Essentially, the rebate ensured that, if you decided to buy a very efficient appliance, you would get a $75 rebate; if you bought a cheap, inefficient model, you wouldn’t get a rebate at all. There are several other levels of rebate in between, but overall, the idea is pretty simple. While the rebate program ended on December 31st, this short story is a just a microcosm of a much larger problem, shown in both the (outrageously overlooked) Solyndra scandal and the (ongoing, currently being overlooked) LightSquared scandal: the government doesn’t belong in the free market.
Let’s examine the top three flaws in the philosophy of government intervention in the marketplace.
#1: It’s the government’s job to decide what products should succeed.
Let’s start with establishing this basic premise. Government has many duties that its citizens expect it to fulfill. However, none of them involve choosing which companies are allowed to succeed. When the government seizes this power, it must be reclaimed by the people.
Our money is spent by our governments, often by faceless bureaucrats with no accountability. Some of these bureaucrats get to decide where large swathes of tax dollars get distributed. Oddly, many large donors have their companies given these massive grants and loans from the government. Weird. It’s almost like they’re…rigging the game in their favor (I’m sure you can find example of this happening in every administration, honestly; but I’d also be willing to bet $10,000 that the Obama administration has substantially more than the average level of donor kickbacks).

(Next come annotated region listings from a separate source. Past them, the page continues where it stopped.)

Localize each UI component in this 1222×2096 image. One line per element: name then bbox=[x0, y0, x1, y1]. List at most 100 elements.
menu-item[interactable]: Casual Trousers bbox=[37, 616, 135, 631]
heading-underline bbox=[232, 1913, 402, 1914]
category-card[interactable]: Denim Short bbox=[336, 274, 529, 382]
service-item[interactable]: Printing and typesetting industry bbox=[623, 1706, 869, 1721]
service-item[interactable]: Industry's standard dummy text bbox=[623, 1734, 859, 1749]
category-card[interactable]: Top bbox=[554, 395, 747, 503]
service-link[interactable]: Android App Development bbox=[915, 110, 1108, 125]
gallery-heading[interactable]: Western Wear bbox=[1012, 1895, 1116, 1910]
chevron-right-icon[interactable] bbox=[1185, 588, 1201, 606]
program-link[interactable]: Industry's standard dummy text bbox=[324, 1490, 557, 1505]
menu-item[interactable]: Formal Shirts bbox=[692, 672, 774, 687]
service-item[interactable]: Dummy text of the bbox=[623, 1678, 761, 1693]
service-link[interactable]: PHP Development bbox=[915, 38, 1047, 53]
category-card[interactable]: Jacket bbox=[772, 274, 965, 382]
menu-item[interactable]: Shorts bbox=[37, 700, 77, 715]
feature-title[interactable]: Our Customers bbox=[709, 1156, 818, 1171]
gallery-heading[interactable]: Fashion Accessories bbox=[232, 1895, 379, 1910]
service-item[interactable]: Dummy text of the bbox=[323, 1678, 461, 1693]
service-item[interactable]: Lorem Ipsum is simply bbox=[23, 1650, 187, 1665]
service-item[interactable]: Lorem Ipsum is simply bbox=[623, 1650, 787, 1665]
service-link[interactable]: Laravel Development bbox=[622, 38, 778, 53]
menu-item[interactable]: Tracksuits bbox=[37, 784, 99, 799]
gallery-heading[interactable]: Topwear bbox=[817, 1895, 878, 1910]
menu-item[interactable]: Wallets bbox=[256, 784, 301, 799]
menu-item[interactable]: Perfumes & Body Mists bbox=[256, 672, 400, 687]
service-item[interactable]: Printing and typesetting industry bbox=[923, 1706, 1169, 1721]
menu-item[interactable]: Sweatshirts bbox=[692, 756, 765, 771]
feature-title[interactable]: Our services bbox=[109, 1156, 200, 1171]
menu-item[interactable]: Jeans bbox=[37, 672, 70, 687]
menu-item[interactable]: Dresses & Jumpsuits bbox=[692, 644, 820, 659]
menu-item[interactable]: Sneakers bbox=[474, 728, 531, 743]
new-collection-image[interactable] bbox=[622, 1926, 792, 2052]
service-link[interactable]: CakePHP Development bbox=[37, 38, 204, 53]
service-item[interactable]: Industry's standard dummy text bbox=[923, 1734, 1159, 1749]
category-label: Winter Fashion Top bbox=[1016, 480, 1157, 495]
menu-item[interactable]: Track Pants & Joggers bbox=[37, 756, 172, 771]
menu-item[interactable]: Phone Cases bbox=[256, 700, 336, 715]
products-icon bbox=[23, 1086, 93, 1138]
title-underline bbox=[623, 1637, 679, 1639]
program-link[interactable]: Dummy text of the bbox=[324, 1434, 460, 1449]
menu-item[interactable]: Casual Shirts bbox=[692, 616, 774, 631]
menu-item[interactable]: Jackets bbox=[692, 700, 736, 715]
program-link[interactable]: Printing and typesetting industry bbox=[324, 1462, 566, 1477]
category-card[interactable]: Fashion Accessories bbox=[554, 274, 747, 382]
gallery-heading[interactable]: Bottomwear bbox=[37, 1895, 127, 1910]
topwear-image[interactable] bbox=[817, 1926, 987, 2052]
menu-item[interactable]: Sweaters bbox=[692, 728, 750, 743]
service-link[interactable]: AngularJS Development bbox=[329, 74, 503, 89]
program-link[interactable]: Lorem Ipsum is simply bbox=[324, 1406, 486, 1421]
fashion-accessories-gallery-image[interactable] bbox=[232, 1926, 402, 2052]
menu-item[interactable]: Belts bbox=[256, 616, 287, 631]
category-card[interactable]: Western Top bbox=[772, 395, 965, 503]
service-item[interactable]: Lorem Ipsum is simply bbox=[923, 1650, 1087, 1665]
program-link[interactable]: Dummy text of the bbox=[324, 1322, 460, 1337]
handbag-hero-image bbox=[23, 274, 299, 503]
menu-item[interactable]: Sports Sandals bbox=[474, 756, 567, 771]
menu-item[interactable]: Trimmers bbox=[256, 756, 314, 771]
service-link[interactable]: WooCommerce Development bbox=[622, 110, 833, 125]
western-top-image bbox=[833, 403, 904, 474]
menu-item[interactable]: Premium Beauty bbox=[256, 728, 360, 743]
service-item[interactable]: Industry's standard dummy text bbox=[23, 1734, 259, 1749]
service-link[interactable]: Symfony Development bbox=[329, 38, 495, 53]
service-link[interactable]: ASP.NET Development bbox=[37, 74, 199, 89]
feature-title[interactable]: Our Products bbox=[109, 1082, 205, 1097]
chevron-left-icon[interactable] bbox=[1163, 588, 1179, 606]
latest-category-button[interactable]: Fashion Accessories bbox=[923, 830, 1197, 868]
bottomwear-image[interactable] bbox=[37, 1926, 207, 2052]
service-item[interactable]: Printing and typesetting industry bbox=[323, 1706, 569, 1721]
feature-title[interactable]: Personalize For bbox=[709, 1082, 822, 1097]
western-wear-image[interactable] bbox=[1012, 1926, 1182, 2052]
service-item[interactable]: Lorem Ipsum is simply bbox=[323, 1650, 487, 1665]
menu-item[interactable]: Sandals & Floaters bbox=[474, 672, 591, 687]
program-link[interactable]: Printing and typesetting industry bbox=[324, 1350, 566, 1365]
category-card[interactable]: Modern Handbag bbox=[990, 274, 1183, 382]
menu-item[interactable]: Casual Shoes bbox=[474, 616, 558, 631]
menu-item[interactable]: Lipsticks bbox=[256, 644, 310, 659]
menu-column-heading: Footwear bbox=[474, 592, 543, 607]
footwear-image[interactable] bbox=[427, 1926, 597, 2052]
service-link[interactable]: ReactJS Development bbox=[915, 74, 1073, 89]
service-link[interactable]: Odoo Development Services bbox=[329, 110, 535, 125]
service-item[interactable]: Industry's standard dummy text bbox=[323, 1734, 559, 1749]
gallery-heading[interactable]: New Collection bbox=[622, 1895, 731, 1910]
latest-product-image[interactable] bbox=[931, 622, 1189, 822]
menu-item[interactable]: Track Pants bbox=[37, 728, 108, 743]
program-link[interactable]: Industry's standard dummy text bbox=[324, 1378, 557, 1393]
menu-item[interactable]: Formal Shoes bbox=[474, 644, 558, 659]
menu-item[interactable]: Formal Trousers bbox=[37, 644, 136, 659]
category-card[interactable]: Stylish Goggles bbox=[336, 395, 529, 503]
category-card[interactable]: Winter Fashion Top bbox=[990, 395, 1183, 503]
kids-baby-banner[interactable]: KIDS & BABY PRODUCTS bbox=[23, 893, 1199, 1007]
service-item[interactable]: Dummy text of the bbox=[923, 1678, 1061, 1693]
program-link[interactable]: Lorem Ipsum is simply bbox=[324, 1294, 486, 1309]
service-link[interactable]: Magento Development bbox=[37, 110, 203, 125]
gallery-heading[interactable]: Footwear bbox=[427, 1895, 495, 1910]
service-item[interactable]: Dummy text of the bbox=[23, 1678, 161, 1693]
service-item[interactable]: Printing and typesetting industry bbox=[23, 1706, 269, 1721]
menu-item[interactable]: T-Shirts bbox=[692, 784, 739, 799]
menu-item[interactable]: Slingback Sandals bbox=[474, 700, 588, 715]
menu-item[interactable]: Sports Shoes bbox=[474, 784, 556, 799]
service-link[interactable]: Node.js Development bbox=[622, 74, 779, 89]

#2: The market needs the government’s influx of funds to survive.
Outside of very, very limited cases (i.e. T.A.R.P. [which, by the way, was only necessary because of government intervention in the market.]), government intervention in the market is a disaster.
The free market works by constantly balancing supply and demand. The government sitting on one side of the scales simply causes the amazing malleability of the market, that flexibility that allows it to adapt to all situations, to grow flawed solutions to non-existent economic problems. Then, when the intervention is stopped, the critics of the market cry out, “It needs us! Without government stimulus, the market collapses!”, while ignoring the fact that if they had left it alone, the roaring market would never have stopped growing in the first place.
#3: The government can make better decisions than the people.
This is the main thrust of the argument. Government acts to subsidize products it likes that the market does not support. If the market supported it, there would be no reason to subsidize it. Again, this is a pretty simple idea.
But once we dig a little deeper, we begin to uncover the fundamental arrogance of government.
It takes our money in larger and larger chunks, while borrowing against our continued economic growth, holding future generations hostage. Bureaucrats grow the size of government nearly universally, and there is very little we can do to slow the distension.